Merangkum Semua Peristiwa
Indeks

Akademisi: Politik identitas turun jadi bukti pendewasaan politik

Akademisi: Politik identitas turun jadi bukti pendewasaan politik

Saat ini, demokrasi kita juga sudah lebih inklusif

Jakarta (ANTARA) – Akademisi Universitas Islam Negeri (UIN) Syarif Hidayatullah Jakarta Deden Mauli Darajat mengatakan bahwa pada Pilkada Serentak 2024 penggunaan politik identitas mengalami penurunan dan ini merupakan bukti pendewasaan politik di Indonesia sudah terjadi.

“Saat ini, demokrasi kita juga sudah lebih inklusif,” kata Deden di Jakarta, Selasa.

Menurut dia, pada Pilkada Derentak 2024 telah berjalan dengan lancar, tertib, aman, dan damai.
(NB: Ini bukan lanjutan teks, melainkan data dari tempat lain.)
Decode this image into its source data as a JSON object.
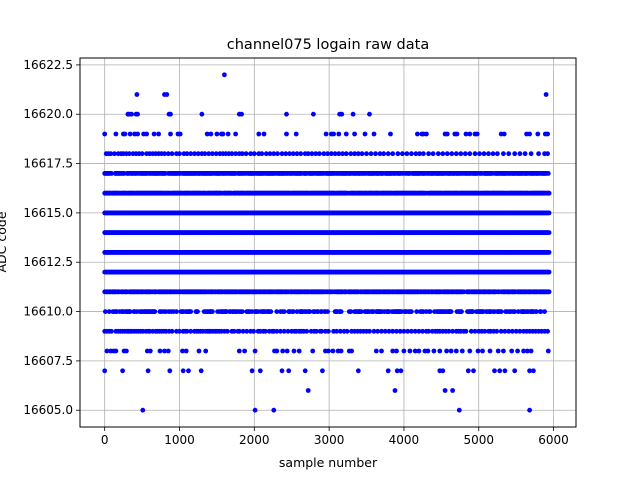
{
  "chart_data": {
    "type": "scatter",
    "title": "channel075 logain raw data",
    "xlabel": "sample number",
    "ylabel": "ADC code",
    "xlim": [
      -330,
      6300
    ],
    "ylim": [
      16604.15,
      16622.85
    ],
    "xticks": [
      0,
      1000,
      2000,
      3000,
      4000,
      5000,
      6000
    ],
    "xtick_labels": [
      "0",
      "1000",
      "2000",
      "3000",
      "4000",
      "5000",
      "6000"
    ],
    "yticks": [
      16605.0,
      16607.5,
      16610.0,
      16612.5,
      16615.0,
      16617.5,
      16620.0,
      16622.5
    ],
    "ytick_labels": [
      "16605.0",
      "16607.5",
      "16610.0",
      "16612.5",
      "16615.0",
      "16617.5",
      "16620.0",
      "16622.5"
    ],
    "grid": true,
    "marker_color": "#0000ff",
    "x_range": [
      0,
      5940
    ],
    "dense_levels": [
      {
        "y": 16610,
        "density": 0.45
      },
      {
        "y": 16611,
        "density": 0.85
      },
      {
        "y": 16612,
        "density": 1.0
      },
      {
        "y": 16613,
        "density": 1.0
      },
      {
        "y": 16614,
        "density": 1.0
      },
      {
        "y": 16615,
        "density": 1.0
      },
      {
        "y": 16616,
        "density": 0.92
      },
      {
        "y": 16617,
        "density": 0.8
      }
    ],
    "sparse_points": [
      {
        "y": 16609,
        "x": [
          0,
          30,
          60,
          90,
          150,
          180,
          210,
          240,
          270,
          300,
          320,
          340,
          360,
          390,
          420,
          450,
          480,
          510,
          550,
          580,
          600,
          640,
          680,
          700,
          730,
          760,
          790,
          820,
          860,
          900,
          960,
          1000,
          1050,
          1080,
          1100,
          1150,
          1200,
          1230,
          1250,
          1280,
          1310,
          1350,
          1380,
          1400,
          1420,
          1450,
          1480,
          1500,
          1530,
          1560,
          1600,
          1640,
          1700,
          1730,
          1780,
          1800,
          1850,
          1900,
          1950,
          1990,
          2050,
          2080,
          2120,
          2150,
          2200,
          2240,
          2260,
          2300,
          2350,
          2400,
          2450,
          2500,
          2540,
          2560,
          2600,
          2630,
          2660,
          2700,
          2760,
          2800,
          2830,
          2880,
          2900,
          2950,
          2990,
          3060,
          3100,
          3150,
          3200,
          3240,
          3300,
          3340,
          3380,
          3420,
          3460,
          3500,
          3540,
          3600,
          3650,
          3700,
          3750,
          3800,
          3850,
          3900,
          3950,
          4000,
          4050,
          4100,
          4150,
          4200,
          4250,
          4300,
          4330,
          4380,
          4420,
          4450,
          4480,
          4520,
          4560,
          4600,
          4650,
          4700,
          4730,
          4760,
          4800,
          4830,
          4900,
          4950,
          5000,
          5040,
          5080,
          5130,
          5160,
          5200,
          5240,
          5300,
          5350,
          5400,
          5450,
          5500,
          5550,
          5600,
          5640,
          5680,
          5720,
          5760,
          5800,
          5840,
          5880,
          5920
        ]
      },
      {
        "y": 16618,
        "x": [
          20,
          50,
          80,
          130,
          180,
          220,
          250,
          290,
          330,
          380,
          420,
          460,
          500,
          560,
          600,
          640,
          680,
          720,
          760,
          800,
          850,
          900,
          960,
          1000,
          1060,
          1100,
          1150,
          1200,
          1250,
          1300,
          1340,
          1390,
          1440,
          1490,
          1540,
          1580,
          1620,
          1660,
          1700,
          1750,
          1800,
          1840,
          1890,
          1950,
          2000,
          2060,
          2100,
          2160,
          2210,
          2260,
          2310,
          2370,
          2420,
          2470,
          2520,
          2570,
          2620,
          2680,
          2720,
          2770,
          2820,
          2870,
          2930,
          2980,
          3030,
          3080,
          3130,
          3180,
          3230,
          3290,
          3340,
          3390,
          3440,
          3500,
          3560,
          3620,
          3680,
          3730,
          3790,
          3850,
          3920,
          3980,
          4040,
          4100,
          4160,
          4210,
          4260,
          4330,
          4390,
          4460,
          4520,
          4580,
          4640,
          4700,
          4760,
          4820,
          4880,
          4950,
          5010,
          5070,
          5130,
          5190,
          5250,
          5330,
          5400,
          5480,
          5550,
          5620,
          5700,
          5800,
          5880,
          5920
        ]
      },
      {
        "y": 16608,
        "x": [
          30,
          80,
          120,
          150,
          260,
          290,
          570,
          610,
          740,
          800,
          850,
          1040,
          1090,
          1260,
          1350,
          1800,
          1870,
          2010,
          2270,
          2300,
          2380,
          2440,
          2530,
          2600,
          2780,
          2950,
          2990,
          3050,
          3120,
          3160,
          3270,
          3300,
          3630,
          3700,
          3850,
          3900,
          4000,
          4080,
          4150,
          4200,
          4280,
          4320,
          4400,
          4480,
          4570,
          4630,
          4700,
          4780,
          4880,
          4990,
          5050,
          5150,
          5260,
          5330,
          5440,
          5520,
          5600,
          5650,
          5700,
          5930
        ]
      },
      {
        "y": 16619,
        "x": [
          0,
          150,
          250,
          270,
          340,
          400,
          440,
          520,
          560,
          660,
          720,
          880,
          980,
          1010,
          1370,
          1420,
          1500,
          1560,
          1580,
          1650,
          1750,
          2060,
          2130,
          2430,
          2560,
          2960,
          3030,
          3060,
          3130,
          3230,
          3340,
          3480,
          3600,
          3820,
          4180,
          4240,
          4260,
          4300,
          4550,
          4580,
          4680,
          4710,
          4830,
          4880,
          4950,
          4980,
          5300,
          5340,
          5640,
          5680,
          5790,
          5890,
          5920
        ]
      },
      {
        "y": 16607,
        "x": [
          0,
          240,
          580,
          870,
          1050,
          1120,
          1290,
          1970,
          2080,
          2370,
          2460,
          2680,
          2910,
          3390,
          3790,
          3910,
          3960,
          4480,
          4520,
          4860,
          4930,
          5210,
          5280,
          5350,
          5480,
          5680,
          5730
        ]
      },
      {
        "y": 16620,
        "x": [
          310,
          330,
          360,
          420,
          440,
          860,
          880,
          1300,
          1800,
          1830,
          2430,
          2790,
          3140,
          3170,
          3320,
          3540
        ]
      },
      {
        "y": 16606,
        "x": [
          2720,
          3880,
          4550,
          4650
        ]
      },
      {
        "y": 16605,
        "x": [
          510,
          2010,
          2260,
          4740,
          5680
        ]
      },
      {
        "y": 16621,
        "x": [
          430,
          800,
          830,
          5900
        ]
      },
      {
        "y": 16622,
        "x": [
          1600
        ]
      }
    ]
  }
}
Meski dinamika sebelum pencoblosan tetap riuh dengan kampanye masing-masing pasangan calon (paslon), namun penggunaan politik identitas relatif menurun.

Kondisi itu kata dia, berbanding terbalik dengan perhelatan pilkada sebelumnya, seperti Pilkada DKI Jakarta 2017, yang penuh dengan politik identitas.
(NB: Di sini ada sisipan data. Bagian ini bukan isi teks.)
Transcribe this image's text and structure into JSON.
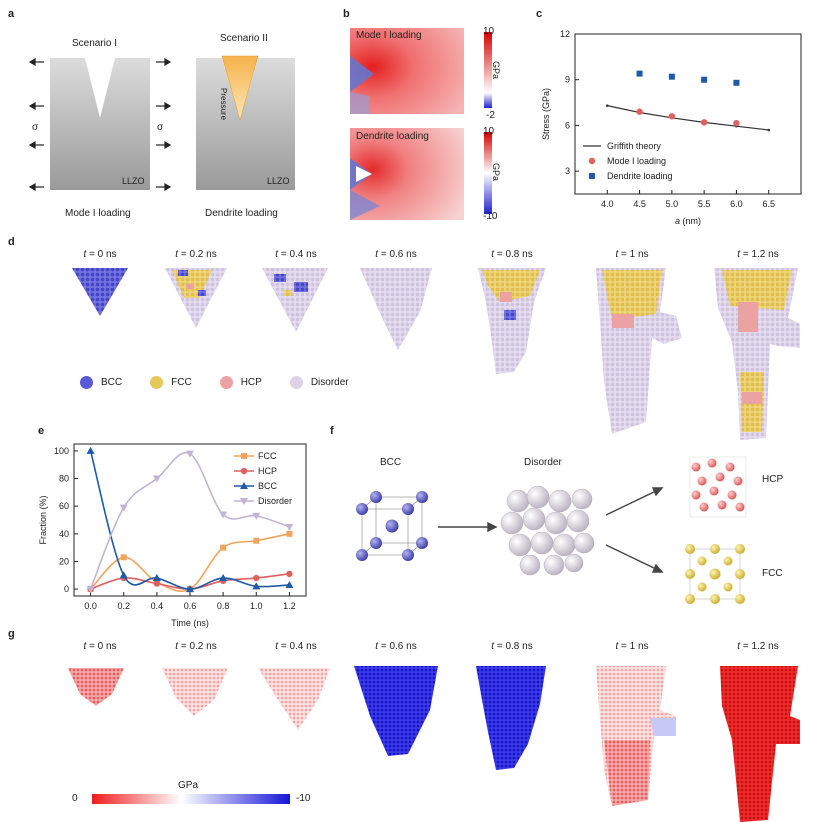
{
  "panel_a": {
    "label": "a",
    "scenario1_title": "Scenario I",
    "scenario2_title": "Scenario II",
    "sigma_left": "σ",
    "sigma_right": "σ",
    "material1": "LLZO",
    "material2": "LLZO",
    "pressure_label": "Pressure",
    "caption1": "Mode I loading",
    "caption2": "Dendrite loading"
  },
  "panel_b": {
    "label": "b",
    "map1_title": "Mode I loading",
    "map2_title": "Dendrite loading",
    "cbar1_max": "10",
    "cbar1_min": "-2",
    "cbar1_unit": "GPa",
    "cbar2_max": "10",
    "cbar2_min": "-10",
    "cbar2_unit": "GPa"
  },
  "panel_d": {
    "label": "d",
    "times": [
      "t = 0 ns",
      "t = 0.2 ns",
      "t = 0.4 ns",
      "t = 0.6 ns",
      "t = 0.8 ns",
      "t = 1 ns",
      "t = 1.2 ns"
    ],
    "legend": [
      {
        "name": "BCC",
        "color": "#5a5ad8"
      },
      {
        "name": "FCC",
        "color": "#e8c85a"
      },
      {
        "name": "HCP",
        "color": "#eca2a2"
      },
      {
        "name": "Disorder",
        "color": "#ddd3e6"
      }
    ]
  },
  "panel_f": {
    "label": "f",
    "bcc_label": "BCC",
    "disorder_label": "Disorder",
    "hcp_label": "HCP",
    "fcc_label": "FCC"
  },
  "panel_g": {
    "label": "g",
    "times": [
      "t = 0 ns",
      "t = 0.2 ns",
      "t = 0.4 ns",
      "t = 0.6 ns",
      "t = 0.8 ns",
      "t = 1 ns",
      "t = 1.2 ns"
    ],
    "cbar_unit": "GPa",
    "cbar_min_label": "0",
    "cbar_max_label": "-10"
  },
  "chart_data": [
    {
      "panel": "c",
      "type": "scatter",
      "xlabel": "a (nm)",
      "ylabel": "Stress (GPa)",
      "xlim": [
        3.5,
        7.0
      ],
      "ylim": [
        1.5,
        12
      ],
      "xticks": [
        "4.0",
        "4.5",
        "5.0",
        "5.5",
        "6.0",
        "6.5"
      ],
      "yticks": [
        "3",
        "6",
        "9",
        "12"
      ],
      "legend_position": "bottom-left",
      "series": [
        {
          "name": "Griffith theory",
          "kind": "line",
          "color": "#333333",
          "x": [
            4.0,
            4.5,
            5.0,
            5.5,
            6.0,
            6.5
          ],
          "y": [
            7.3,
            6.85,
            6.5,
            6.2,
            5.95,
            5.7
          ]
        },
        {
          "name": "Mode I loading",
          "kind": "circle",
          "color": "#e0605f",
          "x": [
            4.5,
            5.0,
            5.5,
            6.0
          ],
          "y": [
            6.9,
            6.6,
            6.2,
            6.15
          ]
        },
        {
          "name": "Dendrite loading",
          "kind": "square",
          "color": "#1e5aa8",
          "x": [
            4.5,
            5.0,
            5.5,
            6.0
          ],
          "y": [
            9.4,
            9.2,
            9.0,
            8.8
          ]
        }
      ]
    },
    {
      "panel": "e",
      "type": "line",
      "xlabel": "Time (ns)",
      "ylabel": "Fraction (%)",
      "xlim": [
        -0.1,
        1.3
      ],
      "ylim": [
        -5,
        105
      ],
      "xticks": [
        "0.0",
        "0.2",
        "0.4",
        "0.6",
        "0.8",
        "1.0",
        "1.2"
      ],
      "yticks": [
        "0",
        "20",
        "40",
        "60",
        "80",
        "100"
      ],
      "legend_position": "top-right",
      "x": [
        0.0,
        0.2,
        0.4,
        0.6,
        0.8,
        1.0,
        1.2
      ],
      "series": [
        {
          "name": "FCC",
          "marker": "square",
          "color": "#f2a45c",
          "values": [
            0,
            23,
            5,
            0,
            30,
            35,
            40
          ]
        },
        {
          "name": "HCP",
          "marker": "circle",
          "color": "#e0605f",
          "values": [
            0,
            8,
            4,
            0,
            6,
            8,
            11
          ]
        },
        {
          "name": "BCC",
          "marker": "triangle",
          "color": "#1e5aa8",
          "values": [
            100,
            10,
            8,
            0,
            8,
            2,
            3
          ]
        },
        {
          "name": "Disorder",
          "marker": "triangle-down",
          "color": "#c2b4d4",
          "values": [
            0,
            59,
            80,
            98,
            54,
            53,
            45
          ]
        }
      ]
    }
  ]
}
Pakar Ilmu Komunikasi ini menilai pelaksanaan Pilkada 2024 seperti halnya pilpres awal tahun 2024 ini, belum bisa sepenuhnya lepas dengan propaganda dan mobilisasi massa yang didasarkan pada politik identitas yang cenderung negatif, seperti penggunaan atribut dan istilah agama tertentu.
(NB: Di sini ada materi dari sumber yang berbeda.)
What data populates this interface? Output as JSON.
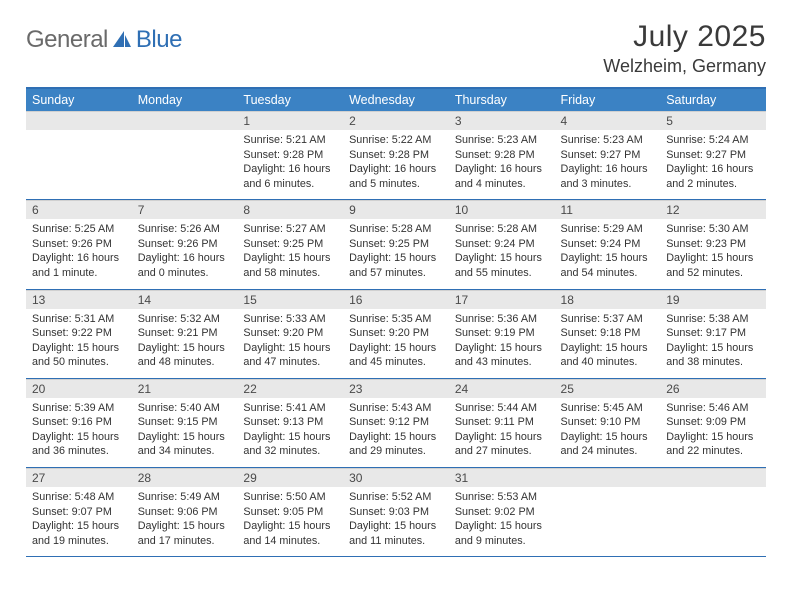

“Walaupun demikian penggunaan sentimen agama tidak terlalu kuat pada pilkada kali ini, berbeda dengan beberapa perhelatan pilkada sebelumnya,” ujarnya.

Ia juga menyoroti adanya pergeseran substansi narasi yang digunakan pihak yang berseberangan dengan Pemerintah. Jika pada beberapa pemilu sebelumnya begitu kencang embusan politik identitas, sekarang isunya bergeser menjadi oligarki dan dinasti politik.

Ia menilai, menurunnya penggunaan narasi identitas politik dalam penyelenggaraan pilkada adalah sebuah pencapaian tersendiri bagi Indonesia, mengingat cara yang sama masih laku keras di belahan dunia lainnya, bahkan di negara maju sekalipun.

“Dalam konteks demokrasi di Indonesia yang sudah dilewati kurang lebih 26 tahun jika dihitung dari masa reformasi, yang berarti proses demokrasi kita bisa dikatakan sudah cukup matang,” ucapnya.

Ia menambahkan bahwa demokrasi di Indonesia sudah lebih inklusif, namun dengan adanya media sosial dan digitalisasi informasi, setiap orang bisa bersuara melalui akunnya masing-masing. Ini yang perlu ditata ulang.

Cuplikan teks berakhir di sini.